L’Alta Langa è una regione vitivinicola situata nel Piemonte, che si estende nelle province di Cuneo, Asti e Alessandria, e che vanta una tradizione spumantistica che risale a oltre 170 anni. Con il riconoscimento della denominazione Alta Langa Docg nel 2002, il territorio ha acquisito una forte identità, soprattutto per la produzione di spumanti Metodo Classico. Fino agli anni Ottanta, la viticoltura piemontese si concentrava soprattutto sulla produzione di Moscato per l’Asti Spumante, trascurando altre varietà vinicole. La sfida per la spumantistica del Piemonte è emersa con l’avanzamento di regioni come Oltrepò Pavese, Franciacorta e Trentino, che avevano consolidato la loro vocazione per il Metodo Classico.
Nel 1990, i produttori piemontesi reagirono a questa sfida con il “Progetto Spumante Metodo Classico in Piemonte”, che si concentrò sull’Alta Langa, dimostrando che il territorio aveva le condizioni ideali per produrre spumanti di qualità. Questo processo culminò con il riconoscimento della Docg nel 2011, ma l’inizio della sua crescita produttiva fu lento. Solo negli ultimi anni, con l’incremento della superficie vitata e la continua espansione dei vigneti, l’Alta Langa ha visto un notevole sviluppo, raggiungendo nel 2023 i 440 ettari di vigneti.
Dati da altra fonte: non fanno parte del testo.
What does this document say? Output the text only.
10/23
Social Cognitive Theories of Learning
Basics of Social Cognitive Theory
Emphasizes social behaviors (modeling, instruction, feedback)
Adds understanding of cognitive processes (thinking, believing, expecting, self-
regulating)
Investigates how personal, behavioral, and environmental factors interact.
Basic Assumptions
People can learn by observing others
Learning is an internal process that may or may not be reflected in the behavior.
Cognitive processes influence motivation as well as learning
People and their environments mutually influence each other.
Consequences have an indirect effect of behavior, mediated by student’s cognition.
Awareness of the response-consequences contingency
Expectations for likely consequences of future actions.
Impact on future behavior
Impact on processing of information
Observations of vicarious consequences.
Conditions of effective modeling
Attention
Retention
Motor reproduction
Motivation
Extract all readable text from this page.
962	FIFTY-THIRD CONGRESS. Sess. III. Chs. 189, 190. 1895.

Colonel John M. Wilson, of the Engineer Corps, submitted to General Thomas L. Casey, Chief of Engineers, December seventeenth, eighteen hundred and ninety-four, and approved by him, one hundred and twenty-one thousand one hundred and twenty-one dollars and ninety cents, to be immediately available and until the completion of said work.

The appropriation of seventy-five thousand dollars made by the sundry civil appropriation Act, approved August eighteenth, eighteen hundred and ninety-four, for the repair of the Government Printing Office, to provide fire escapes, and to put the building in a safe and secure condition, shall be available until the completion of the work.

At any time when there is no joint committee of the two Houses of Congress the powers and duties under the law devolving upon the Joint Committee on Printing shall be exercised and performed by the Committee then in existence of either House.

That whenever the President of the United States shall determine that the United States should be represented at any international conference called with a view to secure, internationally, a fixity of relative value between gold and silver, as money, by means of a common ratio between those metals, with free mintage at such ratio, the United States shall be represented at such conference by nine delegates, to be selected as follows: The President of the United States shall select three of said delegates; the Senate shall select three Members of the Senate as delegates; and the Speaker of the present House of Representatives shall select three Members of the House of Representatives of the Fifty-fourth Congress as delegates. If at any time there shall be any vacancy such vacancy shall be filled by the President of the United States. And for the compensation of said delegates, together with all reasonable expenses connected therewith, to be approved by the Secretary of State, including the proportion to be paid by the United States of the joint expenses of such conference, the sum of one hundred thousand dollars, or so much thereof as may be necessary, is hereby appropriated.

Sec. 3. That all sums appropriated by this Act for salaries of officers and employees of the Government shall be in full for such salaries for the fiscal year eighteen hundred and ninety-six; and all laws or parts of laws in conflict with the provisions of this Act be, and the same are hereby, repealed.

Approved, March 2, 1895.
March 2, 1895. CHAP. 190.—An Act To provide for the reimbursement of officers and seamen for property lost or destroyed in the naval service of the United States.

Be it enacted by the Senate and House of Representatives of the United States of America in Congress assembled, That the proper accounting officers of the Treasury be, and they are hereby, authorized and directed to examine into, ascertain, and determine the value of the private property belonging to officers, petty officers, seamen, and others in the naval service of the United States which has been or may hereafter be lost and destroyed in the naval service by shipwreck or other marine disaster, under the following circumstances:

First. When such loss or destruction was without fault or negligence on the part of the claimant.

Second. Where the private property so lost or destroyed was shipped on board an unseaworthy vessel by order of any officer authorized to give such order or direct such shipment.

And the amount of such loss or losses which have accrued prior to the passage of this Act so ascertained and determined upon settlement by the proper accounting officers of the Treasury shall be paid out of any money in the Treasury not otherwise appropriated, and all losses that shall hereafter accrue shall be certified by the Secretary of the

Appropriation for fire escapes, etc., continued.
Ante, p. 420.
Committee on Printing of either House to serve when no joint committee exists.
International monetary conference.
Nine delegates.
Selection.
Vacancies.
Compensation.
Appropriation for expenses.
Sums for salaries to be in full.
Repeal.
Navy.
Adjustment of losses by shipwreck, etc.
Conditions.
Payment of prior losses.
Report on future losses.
I principali vitigni dell’Alta Langa sono Pinot Nero e Chardonnay, con una produzione che si concentra sul Metodo Classico, un processo che richiede una lunga maturazione sui lieviti, minimo di 30 mesi. Esistono due principali tipologie di Alta Langa: lo spumante bianco e il rosato, con possibilità di “Riserva” per quelli che maturano più a lungo. Il disciplinare di produzione stabilisce anche vincoli specifici riguardo alla viticoltura, imponendo terreni collinari e una resa massima di 11.000 kg di uva per ettaro.
Nel 2001 è stato fondato il Consorzio di Tutela Alta Langa, che oggi rappresenta circa l’85% dei produttori di Alta Langa Docg, composto da 146 aziende, di cui una parte produce più di un’etichetta. La produzione si concentra principalmente sul mercato italiano, con una piccola quota destinata all’esportazione, soprattutto verso gli Stati Uniti. L’Alta Langa è molto apprezzata nel canale Ho.Re.Ca., con un focus sulla ristorazione, mentre è meno presente nella grande distribuzione, data la sua fascia di prezzo e volume.
Il Consorzio ha contribuito in modo significativo alla crescita del settore, guidando l’industria spumantistica piemontese con una chiara identità, e promuovendo un prodotto che rappresenta un simbolo di qualità per la regione.